Kanala Abone Olmayı Unutma - [ Ссылка ]
TERZİ BABA
Terzi Baba Anadolu’da yetişen evliyânın büyüklerindendir. İsmi Muhammed Vehbî’dir. Hayyât Vehbî diye meşhûrdur. 1780 senesinde doğdu. Osmanlı Müellifleri, Sefînet-ül-evliyâ, Esmâ-ül-müellifîn adlı eserlerde Erzurum’da, diğer ba’zı eserlerde ise, Erzincan’da doğduğu yazıldır. Terzi Baba 1847 senesinde Erzincan’da vefât etti. Dergâhının olduğu yere defnedildi. Bugün burası Terzi Baba mezârlığı diye anılmakta, mezârlığın ortasında türbesi bulunmaktadır.

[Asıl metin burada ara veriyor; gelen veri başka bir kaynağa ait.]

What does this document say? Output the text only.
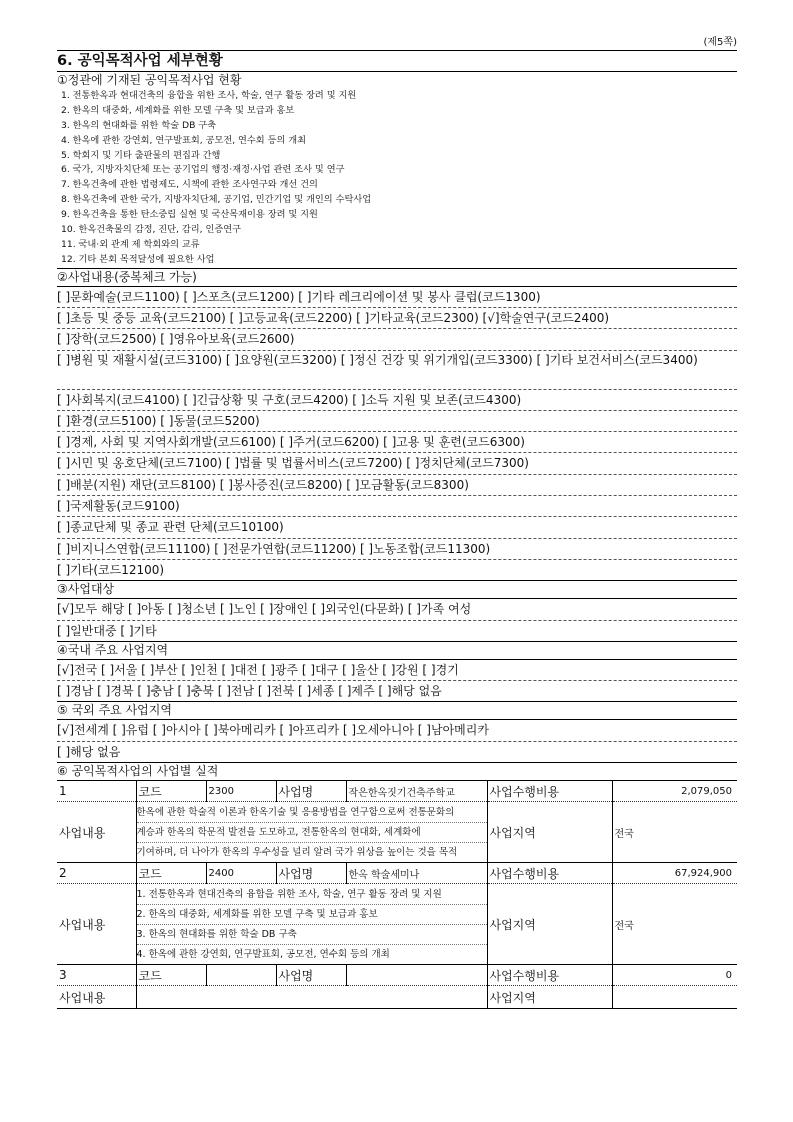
(제5쪽)
6. 공익목적사업 세부현황
①정관에 기재된 공익목적사업 현황
1. 전통한옥과 현대건축의 융합을 위한 조사, 학술, 연구 활동 장려 및 지원
2. 한옥의 대중화, 세계화를 위한 모델 구축 및 보급과 홍보
3. 한옥의 현대화를 위한 학술 DB 구축
4. 한옥에 관한 강연회, 연구발표회, 공모전, 연수회 등의 개최
5. 학회지 및 기타 출판물의 편집과 간행
6. 국가, 지방자치단체 또는 공기업의 행정·재정·사업 관련 조사 및 연구
7. 한옥건축에 관한 법령제도, 시책에 관한 조사연구와 개선 건의
8. 한옥건축에 관한 국가, 지방자치단체, 공기업, 민간기업 및 개인의 수탁사업
9. 한옥건축을 통한 탄소중립 실현 및 국산목재이용 장려 및 지원
10. 한옥건축물의 감정, 진단, 감리, 인증연구
11. 국내·외 관계 제 학회와의 교류
12. 기타 본회 목적달성에 필요한 사업
②사업내용(중복체크 가능)
[ ]문화예술(코드1100) [ ]스포츠(코드1200) [ ]기타 레크리에이션 및 봉사 클럽(코드1300)
[ ]초등 및 중등 교육(코드2100) [ ]고등교육(코드2200) [ ]기타교육(코드2300) [√]학술연구(코드2400)
[ ]장학(코드2500) [ ]영유아보육(코드2600)
[ ]병원 및 재활시설(코드3100) [ ]요양원(코드3200) [ ]정신 건강 및 위기개입(코드3300) [ ]기타 보건서비스(코드3400)
[ ]사회복지(코드4100) [ ]긴급상황 및 구호(코드4200) [ ]소득 지원 및 보존(코드4300)
[ ]환경(코드5100) [ ]동물(코드5200)
[ ]경제, 사회 및 지역사회개발(코드6100) [ ]주거(코드6200) [ ]고용 및 훈련(코드6300)
[ ]시민 및 옹호단체(코드7100) [ ]법률 및 법률서비스(코드7200) [ ]정치단체(코드7300)
[ ]배분(지원) 재단(코드8100) [ ]봉사증진(코드8200) [ ]모금활동(코드8300)
[ ]국제활동(코드9100)
[ ]종교단체 및 종교 관련 단체(코드10100)
[ ]비지니스연합(코드11100) [ ]전문가연합(코드11200) [ ]노동조합(코드11300)
[ ]기타(코드12100)
③사업대상
[√]모두 해당 [ ]아동 [ ]청소년 [ ]노인 [ ]장애인 [ ]외국인(다문화) [ ]가족 여성
[ ]일반대중 [ ]기타
④국내 주요 사업지역
[√]전국 [ ]서울 [ ]부산 [ ]인천 [ ]대전 [ ]광주 [ ]대구 [ ]울산 [ ]강원 [ ]경기
[ ]경남 [ ]경북 [ ]충남 [ ]충북 [ ]전남 [ ]전북 [ ]세종 [ ]제주 [ ]해당 없음
⑤ 국외 주요 사업지역
[√]전세계 [ ]유럽 [ ]아시아 [ ]북아메리카 [ ]아프리카 [ ]오세아니아 [ ]남아메리카
[ ]해당 없음
⑥ 공익목적사업의 사업별 실적
1	코드	2300	사업명	작은한옥짓기건축주학교	사업수행비용	2,079,050
사업내용	한옥에 관한 학술적 이론과 한옥기술 및 응용방법을 연구함으로써 전통문화의
계승과 한옥의 학문적 발전을 도모하고, 전통한옥의 현대화, 세계화에
기여하며, 더 나아가 한옥의 우수성을 널리 알려 국가 위상을 높이는 것을 목적				사업지역	전국
2	코드	2400	사업명	한옥 학술세미나	사업수행비용	67,924,900
사업내용	1. 전통한옥과 현대건축의 융합을 위한 조사, 학술, 연구 활동 장려 및 지원
2. 한옥의 대중화, 세계화를 위한 모델 구축 및 보급과 홍보
3. 한옥의 현대화를 위한 학술 DB 구축
4. 한옥에 관한 강연회, 연구발표회, 공모전, 연수회 등의 개최				사업지역	전국
3	코드		사업명		사업수행비용	0
사업내용					사업지역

Terzi Baba temel din bilgilerini tahsîl ettikten sonra, anne ve babasının isteği üzerine, bir sanat sahibi olmak için terzilik öğrenmeğe başladı. Terzi Baba diye meşhûr olması buradan gelmektedir. Dünyâya hiç rağbeti yoktu. Âhırete meyli çok fazla idi. Mesleği ile meşgûl olurken, ibâdeti terk etmez, nefsinin arzu ve isteklerini yapmama husûsunda a’zamî gayret gösterirdi. Mevlânâ Hâlid-i Bağdâdî’nin rahmetullahi aleyh halîfelerinden Erzincanlı Şeyh Abdullah Mekkî Efendi ile görüştü ve ona talebe oldu. Bundan sonra Terzi Baba’nın manevî mertebesi günden güne ilerledi. Nefsle mücâdele ve riyâzette çok ileri derecelere ulaştı. Abdullah Mekkî Efendi, ona icâzet verdi.
Terzi Baba'nın Abdullah Mekkî Efendi ile tanışmaları şöyle oldu: Terzi Baba, hem dikiş diker hem de dili ve kalbi ile Allahü teâlâyı anardı. Dükkânında dikiş dikerken, her iğneyi kumaşa geçirip çıkarışta dili ve kalbi ile Allahü teâlânın ism-i şerîfini söylerdi. Halîm selîm, mütevâzî bir zât idi. Kimsenin hâlini bilmesini istemezdi. Fakirleri çok sever ve bu sevgisini açıkça belli ederdi.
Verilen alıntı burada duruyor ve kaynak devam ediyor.